A medic watching this film would learn as much about climate as I would learn about cardiology watching ER — not nothing, but I would prefer the surgeon standing over me with a scalpel, or the politician pondering my petrol taxes, to have had some additional training. So I find the fuss about the film's possible impact on climate policy rather disturbing. Bjørn Lomborg vehemently attacked the film recently in the Independent on Sunday for bouncing politicians into signing the Kyoto Protocol. It's a film, lighten up. I'm sure the world's teenagers can work out that this is hardly exam revision material, and if it inspires a few of them to stick with physics for a couple more years and perhaps consider a university course in the geosciences, then it will have more than justified its special-effects budget.

Could The Day After Tomorrow do for meteorology and oceanography what Top Gun did for US Air Force recruitment? The special effects are stunning and the film-makers have clearly gone to some lengths to base them all on natural phenomena, although the connections between them are more tenuous. A tidal wave could indeed hit New York, albeit one more likely induced by a submarine landslip than a gigantic storm surge. Strange things do happen in the eyes of hurricanes, although to get stratospheric temperatures at sea level you have to be fairly creative with your thermodynamics. I draw the line at someone embedding a hurricane model into a global weather model in 48 hours, but perhaps it is wise not to tell the teenagers what climate modelling actually involves until after they have signed up.

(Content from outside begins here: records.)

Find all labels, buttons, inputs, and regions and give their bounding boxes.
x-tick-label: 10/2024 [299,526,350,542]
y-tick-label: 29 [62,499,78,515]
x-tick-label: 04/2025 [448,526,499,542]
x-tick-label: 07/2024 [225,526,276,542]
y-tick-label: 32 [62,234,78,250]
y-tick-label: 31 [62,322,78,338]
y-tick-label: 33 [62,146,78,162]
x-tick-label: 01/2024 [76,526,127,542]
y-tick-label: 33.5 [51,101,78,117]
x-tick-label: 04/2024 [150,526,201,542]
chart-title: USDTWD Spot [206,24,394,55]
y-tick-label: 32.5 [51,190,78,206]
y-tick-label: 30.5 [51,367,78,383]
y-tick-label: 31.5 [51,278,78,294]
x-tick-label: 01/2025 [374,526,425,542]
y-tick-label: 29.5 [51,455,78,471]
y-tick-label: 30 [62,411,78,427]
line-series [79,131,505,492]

I believe that the public takes a much more sophisticated line than Lomborg fears. I am involved in a public-participation experiment (http://www.climateprediction.net) that is looking, among other things, at how the atmosphere might reinforce a thermohaline slow-down. Contributions from the public on the discussion boards have generally been level-headed. Everyone understands that there's a link to issues raised by the film without mistaking the film for a forecast.

So, the film is well worth a lab night out, particularly if your model is giving trouble. Perhaps the hardest part will be judging how to respond to questions in the pub afterwards about whether this has anything to do with our actual projections for human-induced climate change. We have to be clear that the film is science fiction, but we also have to make sure we don't belittle what is actually going on. A prescient dinosaur, gazing future-wards over the millennial undulations of global temperatures, would probably just about make out the warming spike representing our humble contribution to the twenty-first century. It's quite an ego-boost, isn't it? The last species to have this much influence on the climate was almost certainly green, slimy and inarticulate. A teenager signing up for the geosciences today is guaranteed an interesting career, for while unfettered anthropogenic climate change will certainly not turn out exactly like The Day After Tomorrow, it should still be a show worth watching — after ER, of course.